INSURANCE: Innovative Insurance Equals Less Acquired Risk
February 1, 2000
Joseph Catanese
In the Wall Street Journal's list of 1999's hottest mergers, a Harvard University Professor of Finance Samuel Hayes was quoted as saying, "Whenever you buy another firm, you're buying a pig in a poke; you never know what you're buying until you open the bag and see the animal."
The Harvard professor's words ring true. Buying another firm entails many risks. But insurance programs protect the buyer and seller - thus addressing liability issues and concerns.
In the past, environmental liabilities were deal breakers. However, today's risk management strategies and insurance products prevent hidden environmental exposures from squashing deals. Now, insurance programs are as innovative as the transactions.
Insurance gives buyers comfort when closing a transactions. For example, a power utility recently purchased 12 bulk storage facilities and four propane distribution centers from a petroleum distributor. While an attractive buy for the utility, the facility required $10 million in cleanup. The buyer did not want to assume liability, so the utility suggested that the seller place $10 million in escrow. Anxious to sell, the distributor sought another solution.
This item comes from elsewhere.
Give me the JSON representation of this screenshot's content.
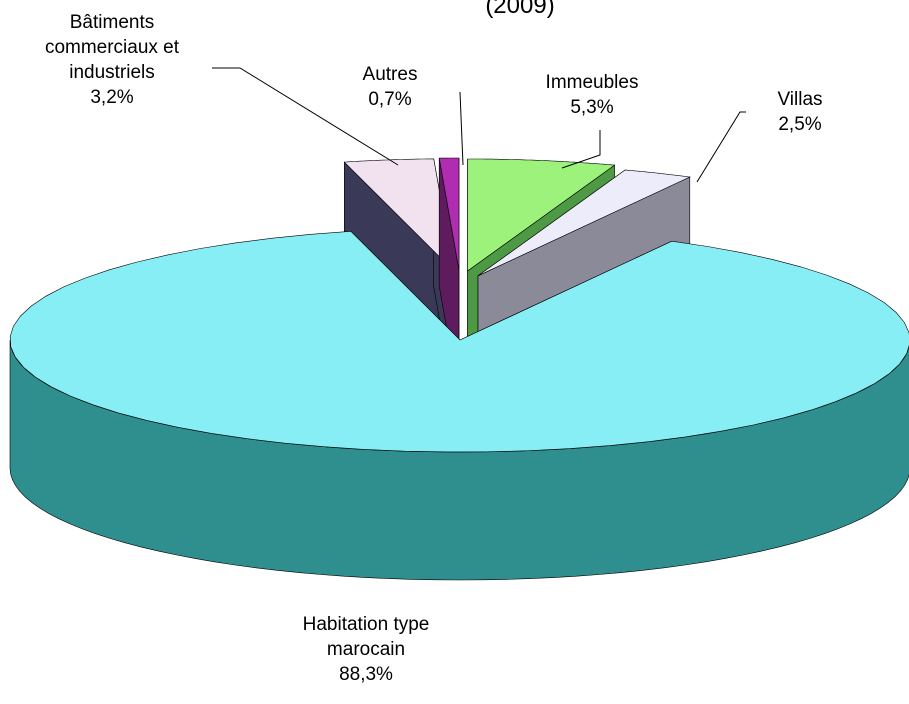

With the insurance broker's guidance, the seller purchased a program that combined an insurance policy with a funding mechanism for known and unknown environmental liabilities. With a $75 million liability limit, the policy was comprehensive and protected the seller and buyer against future claims. The policy also offered several types of other insurance including Remediation Stop Loss, which capped known cleanup activity costs. Next, the distributor's insurer suggested that $4 million was placed in escrow instead of the originally requested $10 million.
The additional anticipated $6 million in cleanup expenses was "fronted" by the insurer, which would collect the money through the seller's insurance policy. The provider also could collect from the Underground Storage Tank state fund, which helps owners pay cleanup costs, remediation and more.
This insurance program benefited both parties by satisfying concerns and allowing the seller to transfer its liabilities to its insurance provider. It also protected the buyer by naming the seller on the policy.
Working with a qualified insurance provider allowed both parties access to better project management. For example, $4 million instead of $10 million was a fair allocation of the cleanup costs. This program could be used to reduce after tax costs, since some insurance premiums can be a tax deduction.
So as the solid waste industry faces deal-breaking obstacles, the good news is that insurers can help design solutions to help bring a transaction to fruition.